TOKYO: Japanese electronics giant Panasonic, which supplies batteries to Tesla, said on Friday (May 9) it will target 10,000 job cuts worldwide as part of efforts to boost profitability.
The cuts, which represent around 4 per cent of the group’s workforce of nearly 230,000, will be implemented mainly in the current financial year to March, it said.
Panasonic said it would “thoroughly review operational efficiency at each group company, mainly in sales and indirect departments”.
It will “reevaluate the numbers of organisations and personnel actually needed”, a statement said.
“This measure targets 10,000 employees (5,000 in Japan and 5,000 overseas) at consolidated companies,” and will be executed “in accordance with the labour laws, rules, and regulations of each country and region”.
The cuts will come through consolidation of sales and indirect operations as well as sites, business terminations and employees in Japan taking early retirement, it said.
It said it expects to book restructuring costs of ¥130 billion yen (US$896.06 million) this business year as part of the overhaul.

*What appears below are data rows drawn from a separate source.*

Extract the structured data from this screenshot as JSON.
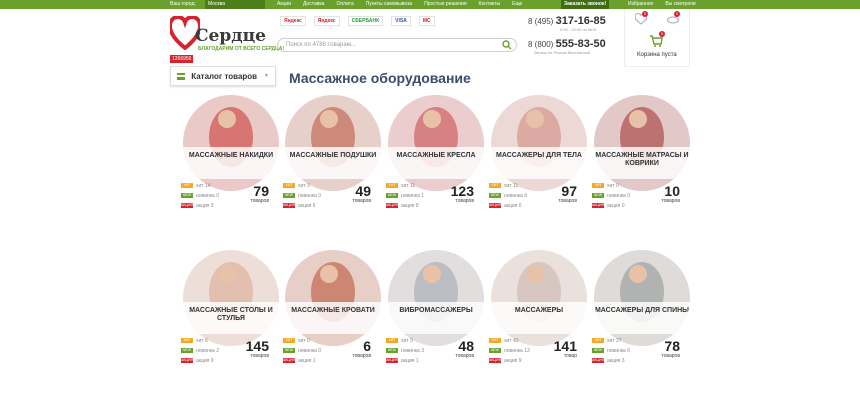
{
  "topbar": {
    "city_label": "Ваш город:",
    "city_value": "Москва",
    "nav": [
      "Акции",
      "Доставка",
      "Оплата",
      "Пункты самовывоза",
      "Простые решения",
      "Контакты",
      "Еще"
    ],
    "callback_label": "Заказать звонок!",
    "right_links": [
      "Избранное",
      "Вы смотрели"
    ]
  },
  "logo": {
    "name": "Сердце",
    "tagline": "БЛАГОДАРИМ ОТ ВСЕГО СЕРДЦА!",
    "counter": "1266956"
  },
  "payments": [
    "Яндекс",
    "Яндекс",
    "СБЕРБАНК",
    "VISA",
    "MC"
  ],
  "search": {
    "placeholder": "Поиск по 4788 товарам..."
  },
  "phones": {
    "phone1_prefix": "8 (495)",
    "phone1_number": "317-16-85",
    "hours": "9:00 - 22:00 по МСК",
    "phone2_prefix": "8 (800)",
    "phone2_number": "555-83-50",
    "note": "Звонок по России бесплатный"
  },
  "header_icons": {
    "favorites_count": "0",
    "compare_count": "0",
    "cart_count": "0",
    "cart_label": "Корзина пуста"
  },
  "catalog": {
    "label": "Каталог товаров"
  },
  "page_title": "Массажное оборудование",
  "labels": {
    "hit": "хит",
    "new": "новинка",
    "sale": "акция"
  },
  "tags": {
    "hit": "ХИТ",
    "new": "NEW",
    "sale": "АКЦИЯ"
  },
  "categories": [
    {
      "name": "Массажные накидки",
      "hit": "14",
      "new": "0",
      "sale": "3",
      "count": "79",
      "unit": "товаров",
      "color": "#c9302c"
    },
    {
      "name": "Массажные подушки",
      "hit": "3",
      "new": "0",
      "sale": "6",
      "count": "49",
      "unit": "товаров",
      "color": "#b8513b"
    },
    {
      "name": "Массажные кресла",
      "hit": "11",
      "new": "1",
      "sale": "9",
      "count": "123",
      "unit": "товаров",
      "color": "#c7444a"
    },
    {
      "name": "Массажеры для тела",
      "hit": "11",
      "new": "9",
      "sale": "0",
      "count": "97",
      "unit": "товаров",
      "color": "#d0837a"
    },
    {
      "name": "Массажные матрасы и коврики",
      "hit": "0",
      "new": "0",
      "sale": "0",
      "count": "10",
      "unit": "товаров",
      "color": "#9c2a2a"
    },
    {
      "name": "Массажные столы и стулья",
      "hit": "6",
      "new": "2",
      "sale": "0",
      "count": "145",
      "unit": "товаров",
      "color": "#d8a48c"
    },
    {
      "name": "Массажные кровати",
      "hit": "0",
      "new": "0",
      "sale": "1",
      "count": "6",
      "unit": "товаров",
      "color": "#b84a2a"
    },
    {
      "name": "Вибромассажеры",
      "hit": "9",
      "new": "3",
      "sale": "1",
      "count": "48",
      "unit": "товаров",
      "color": "#9aa2ad"
    },
    {
      "name": "Массажеры",
      "hit": "43",
      "new": "13",
      "sale": "9",
      "count": "141",
      "unit": "товар",
      "color": "#c9b3a8"
    },
    {
      "name": "Массажеры для спины",
      "hit": "27",
      "new": "6",
      "sale": "3",
      "count": "78",
      "unit": "товаров",
      "color": "#8a8f92"
    }
  ]
}
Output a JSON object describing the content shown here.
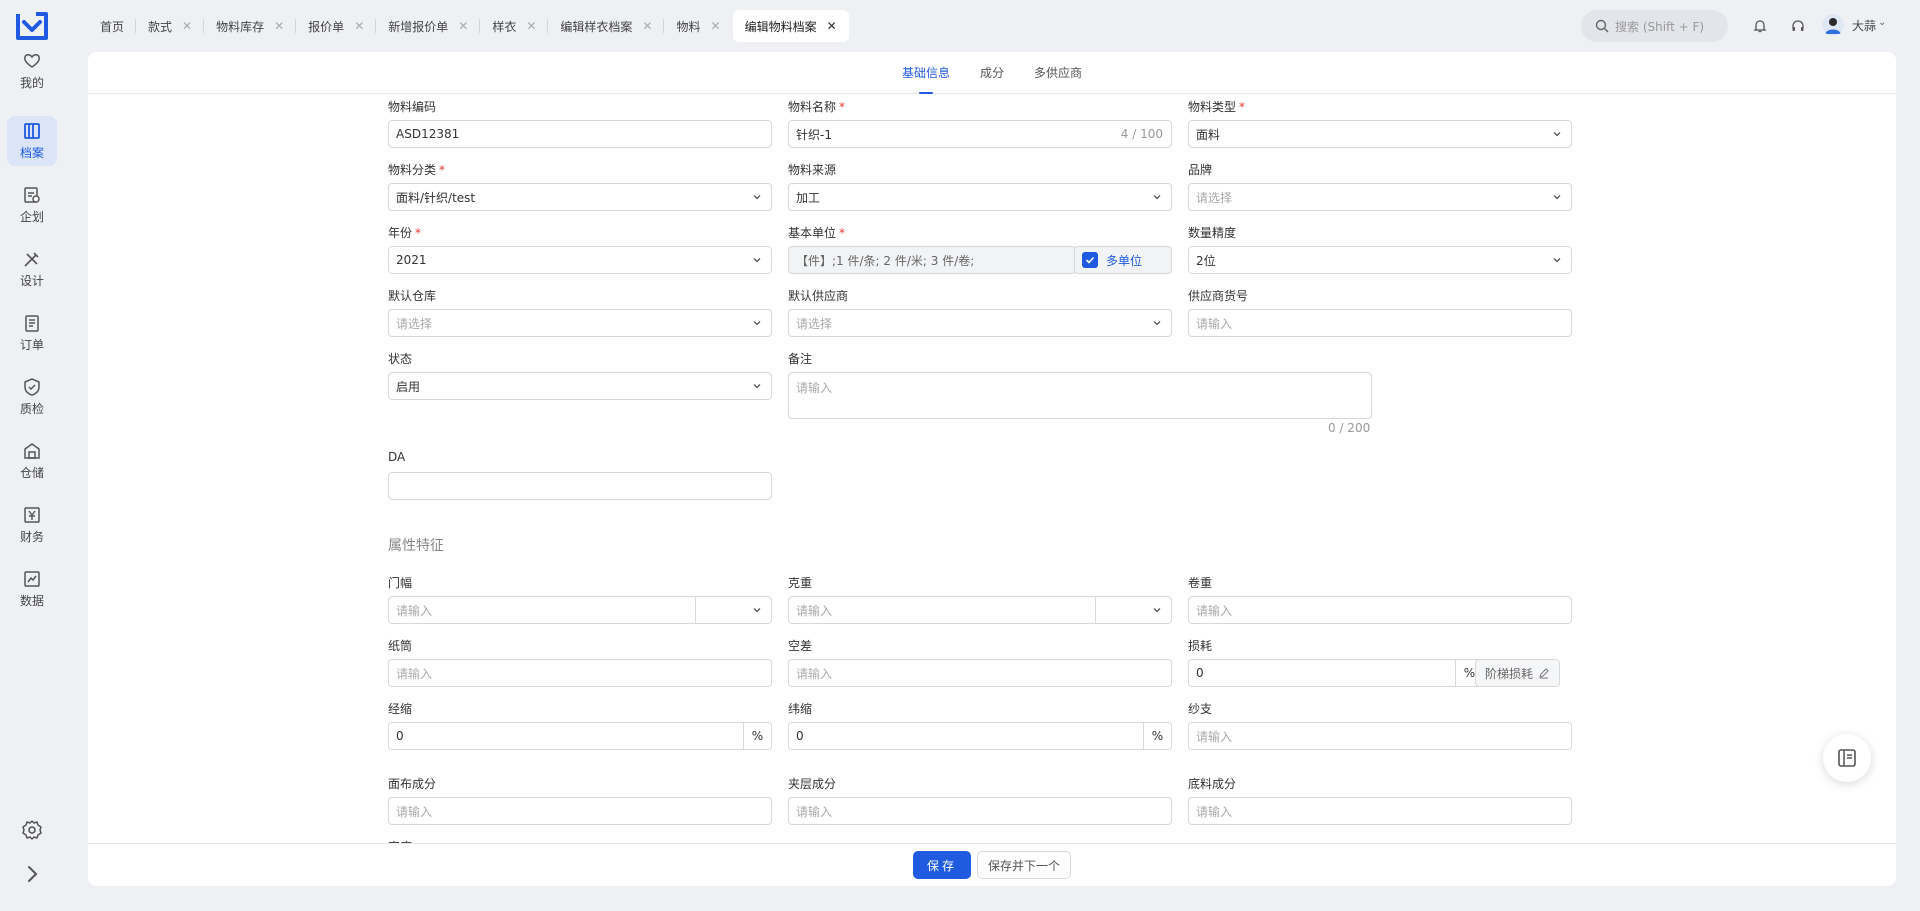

The company’s restructuring seeks to achieve a return on equity – a measure of profitability – of 10 per cent by the fiscal year ending in March 2029.
Panasonic also said it will target a group adjusted operating profit of at least ¥600 billion in the fiscal year to March 31, 2027, partly due to a revamp of its consumer electronics business, termination of loss-making businesses and streamlining of IT investments.
Almost half of the restructuring costs will be booked in its Lifestyle business, which includes home electronics and heating and ventilation systems, and another 40 per cent in “other” businesses, including its holding company. It did not expect to book any restructuring costs in its energy business.